O cenário do futebol brasileiro foi palco de um intenso debate após o comentarista esportivo Mano expressar duras críticas sobre a possível negociação do volante André pelo Corinthians, avaliada em 25 milhões de euros. Em uma análise contundente, o especialista taxou a proposta como um prejuízo imensurável, alegando que o jovem talento, ainda em ascensão, é um 'ativo de ouro' que estaria sendo drasticamente subvalorizado em uma eventual transferência.
O Potencial de André e a Indignação com o Valor
Segundo Mano, André, que sequer completou dez partidas como titular na equipe principal do Corinthians, já figura na mira de clubes do futebol europeu. O comentarista enfatiza que o valor de 25 milhões de euros não reflete o real potencial de mercado do jogador, caracterizando-o como uma 'micharia'. A transação, se concretizada nos termos especulados, seria equivalente a vender um 'diamante por merreca', gerando um desfalque técnico e financeiro significativo para o Parque São Jorge.
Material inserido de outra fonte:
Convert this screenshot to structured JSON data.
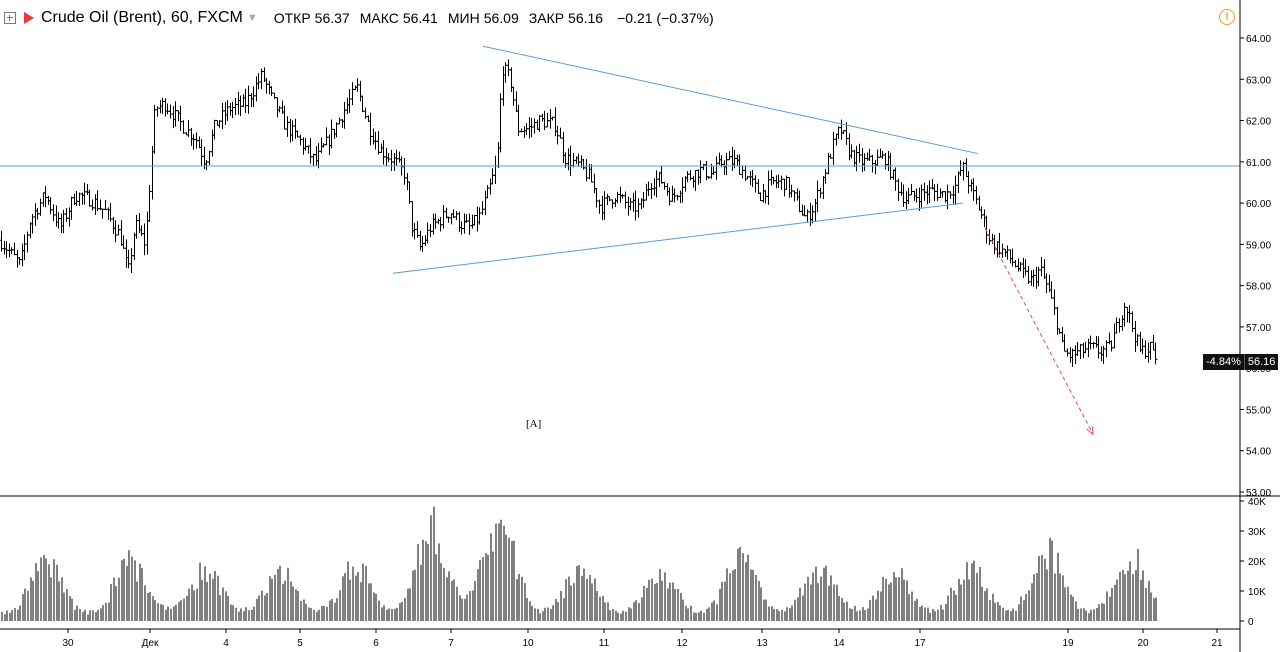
{
  "header": {
    "symbol": "Crude Oil (Brent), 60, FXCM",
    "open_label": "ОТКР",
    "open_value": "56.37",
    "high_label": "МАКС",
    "high_value": "56.41",
    "low_label": "МИН",
    "low_value": "56.09",
    "close_label": "ЗАКР",
    "close_value": "56.16",
    "change": "−0.21 (−0.37%)"
  },
  "price_badge": {
    "change_pct": "-4.84%",
    "last_price": "56.16"
  },
  "annotation": "[A]",
  "colors": {
    "bars": "#000000",
    "trendline": "#5b9bd5",
    "forecast_arrow": "#e05050",
    "volume": "#808080",
    "flag": "#e8393b",
    "warning": "#f0a020"
  },
  "chart_data": {
    "type": "ohlc",
    "title": "Crude Oil (Brent), 60, FXCM",
    "price_axis": {
      "ylim": [
        53.0,
        64.5
      ],
      "tick_labels": [
        "64.00",
        "63.00",
        "62.00",
        "61.00",
        "60.00",
        "59.00",
        "58.00",
        "57.00",
        "56.00",
        "55.00",
        "54.00",
        "53.00"
      ]
    },
    "volume_axis": {
      "ylim": [
        0,
        42000
      ],
      "tick_labels": [
        "40K",
        "30K",
        "20K",
        "10K",
        "0"
      ]
    },
    "x_tick_labels": [
      "30",
      "Дек",
      "4",
      "5",
      "6",
      "7",
      "10",
      "11",
      "12",
      "13",
      "14",
      "17",
      "19",
      "20",
      "21"
    ],
    "close_path": [
      {
        "x": 0,
        "y": 59.1
      },
      {
        "x": 20,
        "y": 58.5
      },
      {
        "x": 30,
        "y": 59.6
      },
      {
        "x": 45,
        "y": 60.2
      },
      {
        "x": 60,
        "y": 59.4
      },
      {
        "x": 75,
        "y": 60.2
      },
      {
        "x": 90,
        "y": 60.1
      },
      {
        "x": 105,
        "y": 59.8
      },
      {
        "x": 120,
        "y": 59.2
      },
      {
        "x": 128,
        "y": 58.3
      },
      {
        "x": 135,
        "y": 59.5
      },
      {
        "x": 145,
        "y": 59.0
      },
      {
        "x": 155,
        "y": 62.3
      },
      {
        "x": 165,
        "y": 62.4
      },
      {
        "x": 175,
        "y": 62.1
      },
      {
        "x": 185,
        "y": 61.8
      },
      {
        "x": 195,
        "y": 61.6
      },
      {
        "x": 205,
        "y": 61.0
      },
      {
        "x": 215,
        "y": 61.9
      },
      {
        "x": 230,
        "y": 62.3
      },
      {
        "x": 245,
        "y": 62.4
      },
      {
        "x": 262,
        "y": 63.1
      },
      {
        "x": 272,
        "y": 62.5
      },
      {
        "x": 285,
        "y": 61.9
      },
      {
        "x": 300,
        "y": 61.5
      },
      {
        "x": 315,
        "y": 61.0
      },
      {
        "x": 330,
        "y": 61.6
      },
      {
        "x": 345,
        "y": 62.3
      },
      {
        "x": 357,
        "y": 62.8
      },
      {
        "x": 368,
        "y": 61.9
      },
      {
        "x": 380,
        "y": 61.3
      },
      {
        "x": 395,
        "y": 61.0
      },
      {
        "x": 405,
        "y": 60.7
      },
      {
        "x": 412,
        "y": 59.4
      },
      {
        "x": 420,
        "y": 58.9
      },
      {
        "x": 430,
        "y": 59.4
      },
      {
        "x": 440,
        "y": 59.6
      },
      {
        "x": 450,
        "y": 59.8
      },
      {
        "x": 460,
        "y": 59.5
      },
      {
        "x": 470,
        "y": 59.4
      },
      {
        "x": 480,
        "y": 59.7
      },
      {
        "x": 490,
        "y": 60.4
      },
      {
        "x": 497,
        "y": 61.0
      },
      {
        "x": 502,
        "y": 63.3
      },
      {
        "x": 510,
        "y": 63.0
      },
      {
        "x": 518,
        "y": 61.8
      },
      {
        "x": 528,
        "y": 61.8
      },
      {
        "x": 540,
        "y": 62.0
      },
      {
        "x": 555,
        "y": 61.9
      },
      {
        "x": 565,
        "y": 61.1
      },
      {
        "x": 580,
        "y": 60.9
      },
      {
        "x": 590,
        "y": 60.6
      },
      {
        "x": 600,
        "y": 59.9
      },
      {
        "x": 615,
        "y": 60.2
      },
      {
        "x": 630,
        "y": 59.9
      },
      {
        "x": 640,
        "y": 59.9
      },
      {
        "x": 650,
        "y": 60.5
      },
      {
        "x": 660,
        "y": 60.6
      },
      {
        "x": 672,
        "y": 60.1
      },
      {
        "x": 685,
        "y": 60.6
      },
      {
        "x": 700,
        "y": 60.8
      },
      {
        "x": 712,
        "y": 60.7
      },
      {
        "x": 722,
        "y": 61.0
      },
      {
        "x": 735,
        "y": 61.0
      },
      {
        "x": 748,
        "y": 60.6
      },
      {
        "x": 760,
        "y": 60.2
      },
      {
        "x": 772,
        "y": 60.5
      },
      {
        "x": 785,
        "y": 60.5
      },
      {
        "x": 797,
        "y": 60.0
      },
      {
        "x": 806,
        "y": 59.6
      },
      {
        "x": 815,
        "y": 60.0
      },
      {
        "x": 825,
        "y": 60.8
      },
      {
        "x": 833,
        "y": 61.4
      },
      {
        "x": 840,
        "y": 61.8
      },
      {
        "x": 850,
        "y": 61.2
      },
      {
        "x": 860,
        "y": 61.0
      },
      {
        "x": 872,
        "y": 61.0
      },
      {
        "x": 885,
        "y": 61.1
      },
      {
        "x": 895,
        "y": 60.5
      },
      {
        "x": 905,
        "y": 60.1
      },
      {
        "x": 918,
        "y": 60.2
      },
      {
        "x": 930,
        "y": 60.3
      },
      {
        "x": 945,
        "y": 60.2
      },
      {
        "x": 955,
        "y": 60.4
      },
      {
        "x": 962,
        "y": 60.9
      },
      {
        "x": 970,
        "y": 60.4
      },
      {
        "x": 980,
        "y": 59.8
      },
      {
        "x": 990,
        "y": 59.1
      },
      {
        "x": 1000,
        "y": 58.9
      },
      {
        "x": 1012,
        "y": 58.6
      },
      {
        "x": 1022,
        "y": 58.3
      },
      {
        "x": 1032,
        "y": 58.1
      },
      {
        "x": 1040,
        "y": 58.4
      },
      {
        "x": 1048,
        "y": 57.9
      },
      {
        "x": 1055,
        "y": 57.3
      },
      {
        "x": 1063,
        "y": 56.4
      },
      {
        "x": 1070,
        "y": 56.3
      },
      {
        "x": 1080,
        "y": 56.4
      },
      {
        "x": 1090,
        "y": 56.5
      },
      {
        "x": 1100,
        "y": 56.4
      },
      {
        "x": 1110,
        "y": 56.5
      },
      {
        "x": 1118,
        "y": 57.1
      },
      {
        "x": 1125,
        "y": 57.6
      },
      {
        "x": 1132,
        "y": 57.0
      },
      {
        "x": 1140,
        "y": 56.4
      },
      {
        "x": 1150,
        "y": 56.5
      },
      {
        "x": 1158,
        "y": 56.16
      }
    ],
    "volume_bursts": [
      {
        "x": 45,
        "peak": 22000
      },
      {
        "x": 130,
        "peak": 23000
      },
      {
        "x": 205,
        "peak": 19000
      },
      {
        "x": 280,
        "peak": 18000
      },
      {
        "x": 355,
        "peak": 20000
      },
      {
        "x": 430,
        "peak": 37000
      },
      {
        "x": 498,
        "peak": 39000
      },
      {
        "x": 580,
        "peak": 20000
      },
      {
        "x": 660,
        "peak": 17000
      },
      {
        "x": 740,
        "peak": 25000
      },
      {
        "x": 818,
        "peak": 20000
      },
      {
        "x": 893,
        "peak": 18000
      },
      {
        "x": 970,
        "peak": 20000
      },
      {
        "x": 1048,
        "peak": 26000
      },
      {
        "x": 1130,
        "peak": 24000
      }
    ],
    "trendlines": [
      {
        "kind": "upper",
        "from": {
          "x": 483,
          "y": 63.8
        },
        "to": {
          "x": 978,
          "y": 61.2
        }
      },
      {
        "kind": "lower",
        "from": {
          "x": 393,
          "y": 58.3
        },
        "to": {
          "x": 963,
          "y": 60.0
        }
      },
      {
        "kind": "horizontal",
        "y": 60.9
      },
      {
        "kind": "forecast",
        "from": {
          "x": 985,
          "y": 59.4
        },
        "to": {
          "x": 1093,
          "y": 54.4
        }
      }
    ]
  }
}
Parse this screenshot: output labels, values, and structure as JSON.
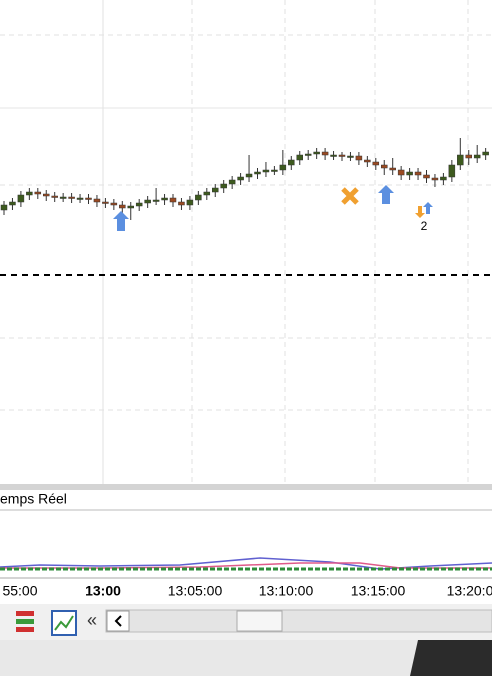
{
  "chart_data": {
    "type": "candlestick",
    "ylim": [
      100,
      200
    ],
    "open": [
      120,
      125,
      128,
      135,
      138,
      136,
      134,
      133,
      133,
      132,
      132,
      131,
      128,
      127,
      125,
      122,
      124,
      127,
      130,
      130,
      132,
      128,
      125,
      130,
      135,
      138,
      142,
      146,
      150,
      153,
      156,
      158,
      160,
      160,
      165,
      170,
      175,
      176,
      178,
      175,
      175,
      174,
      174,
      170,
      168,
      165,
      162,
      160,
      155,
      158,
      155,
      152,
      150,
      153,
      165,
      175,
      172,
      175
    ],
    "high": [
      129,
      132,
      139,
      142,
      142,
      140,
      138,
      137,
      137,
      136,
      136,
      135,
      132,
      131,
      129,
      128,
      131,
      134,
      142,
      136,
      136,
      132,
      134,
      139,
      142,
      146,
      150,
      154,
      157,
      175,
      162,
      168,
      164,
      180,
      174,
      179,
      180,
      182,
      182,
      179,
      178,
      178,
      178,
      174,
      172,
      170,
      172,
      164,
      162,
      162,
      160,
      156,
      157,
      170,
      192,
      180,
      185,
      182
    ],
    "low": [
      115,
      120,
      123,
      130,
      131,
      129,
      128,
      128,
      127,
      127,
      126,
      123,
      122,
      120,
      117,
      110,
      119,
      122,
      125,
      125,
      123,
      120,
      120,
      125,
      130,
      133,
      137,
      141,
      145,
      148,
      151,
      153,
      155,
      155,
      160,
      165,
      170,
      171,
      170,
      170,
      169,
      169,
      165,
      163,
      160,
      155,
      155,
      150,
      150,
      150,
      147,
      143,
      145,
      148,
      160,
      165,
      167,
      170
    ],
    "close": [
      125,
      128,
      135,
      138,
      136,
      134,
      133,
      133,
      132,
      132,
      131,
      128,
      127,
      125,
      122,
      124,
      127,
      130,
      130,
      132,
      128,
      125,
      130,
      135,
      138,
      142,
      146,
      150,
      153,
      156,
      158,
      160,
      160,
      165,
      170,
      175,
      176,
      178,
      175,
      175,
      174,
      174,
      170,
      168,
      165,
      162,
      160,
      155,
      158,
      155,
      152,
      150,
      153,
      165,
      175,
      172,
      175,
      178
    ],
    "up_color": "#3d5a1e",
    "down_color": "#9b4a22",
    "panel_label": "emps Réel",
    "time_labels": [
      "55:00",
      "13:00",
      "13:05:00",
      "13:10:00",
      "13:15:00",
      "13:20:0"
    ],
    "signal_count": "2"
  }
}
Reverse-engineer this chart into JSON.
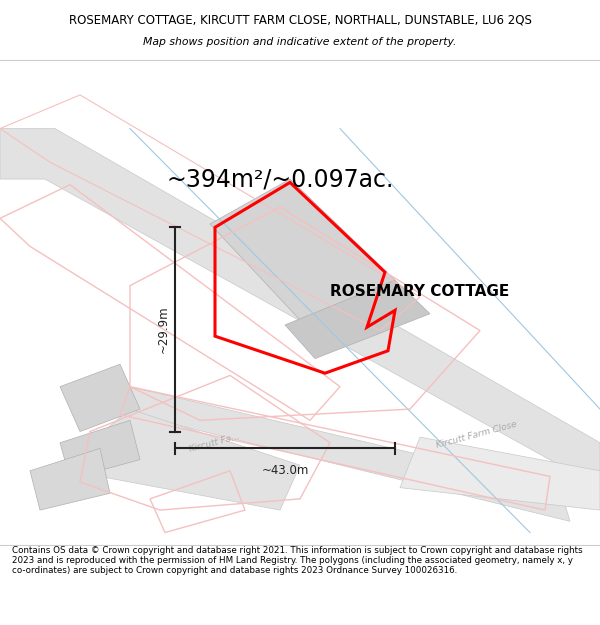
{
  "title_line1": "ROSEMARY COTTAGE, KIRCUTT FARM CLOSE, NORTHALL, DUNSTABLE, LU6 2QS",
  "title_line2": "Map shows position and indicative extent of the property.",
  "area_text": "~394m²/~0.097ac.",
  "property_label": "ROSEMARY COTTAGE",
  "dim_width": "~43.0m",
  "dim_height": "~29.9m",
  "footer_text": "Contains OS data © Crown copyright and database right 2021. This information is subject to Crown copyright and database rights 2023 and is reproduced with the permission of HM Land Registry. The polygons (including the associated geometry, namely x, y co-ordinates) are subject to Crown copyright and database rights 2023 Ordnance Survey 100026316.",
  "bg_color": "#ffffff",
  "red_color": "#ff0000",
  "gray_bldg": "#d4d4d4",
  "gray_bldg_edge": "#b0b0b0",
  "light_pink": "#f5c0c0",
  "road_gray": "#e2e2e2",
  "road_edge": "#c8c8c8",
  "blue_line": "#a0c8e0",
  "road_label": "#aaaaaa",
  "dim_color": "#222222"
}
Críticas à Liderança e a Necessidade de Pulso Firme
As críticas de Mano se estenderam à cúpula corintiana, com foco principal no presidente Osmar Stabile. O comentarista não poupou adjetivos, classificando o dirigente como 'incompetente' e 'omisso' na condução das negociações. Para Mano, a diretoria demonstra uma falta de postura firme na valorização de atletas formados nas categorias de base do clube, abrindo precedentes para decisões precipitadas que comprometem o futuro do Timão.
Situação Financeira: Justificativa Insuficiente para uma Venda Baixa
Ainda que reconheça as dificuldades financeiras enfrentadas pelo Corinthians nos últimos anos, Mano argumenta que o atual contexto não justifica a venda de uma joia promissora por um valor aquém de seu real patamar. Ele destaca que o clube experimentou avanços importantes, como a recente renovação do patrocínio master, que garantiu um reajuste de 50% no valor fixo do contrato, além de bônus por metas esportivas e comerciais.
Adicionalmente, o comentarista mencionou a significativa redução da dívida do Corinthians, que, após um acordo com a União, teria caído de aproximadamente R$ 2,8 bilhões. Esse cenário de recuperação financeira, na visão de Mano, reforça a tese de que o clube não estaria em uma posição de desespero que o compelisse a se desfazer de talentos por valores irrisórios, indicando uma gestão que, embora ainda em ajuste, está sendo administrada com maior controle.
Contratações Controversas e o Desalinhamento Interno
Além da questão de André, Mano expandiu suas críticas para outras decisões gerenciais, como a contratação de Zacaria Labiade. O comentarista alegou que o jogador não teria sido um pedido direto do técnico Dorival, o que, se verdadeiro, evidenciaria um desalinhamento preocupante dentro do departamento de futebol. Essa situação, na sua análise, aponta para uma falta de direção clara e uma gestão inconsistente nas escolhas estratégicas do clube.
Mano enfatizou a ausência de pulso firme na condução do Corinthians, usando a analogia de que 'se precisar tomar um copo d’água, vai ligar para 40 pessoas para perguntar se toma gelado ou sem gelo'. Essa metáfora ilustra a percepção de uma diretoria hesitante e que delega em excesso, ao invés de o presidente assumir decisões estratégicas com a autonomia e liderança que se espera de sua posição.
A veemente crítica de Mano sobre a possível venda de André e a gestão do Corinthians acende um alerta sobre a valorização dos talentos da base e a transparência nas decisões estratégicas do clube. A negociação do volante, se concretizada nos termos debatidos, poderia representar não apenas uma perda financeira e técnica imediata, mas também um questionamento sobre a capacidade da diretoria em proteger e maximizar o potencial de seus ativos mais promissores, em um momento crucial de reestruturação do clube.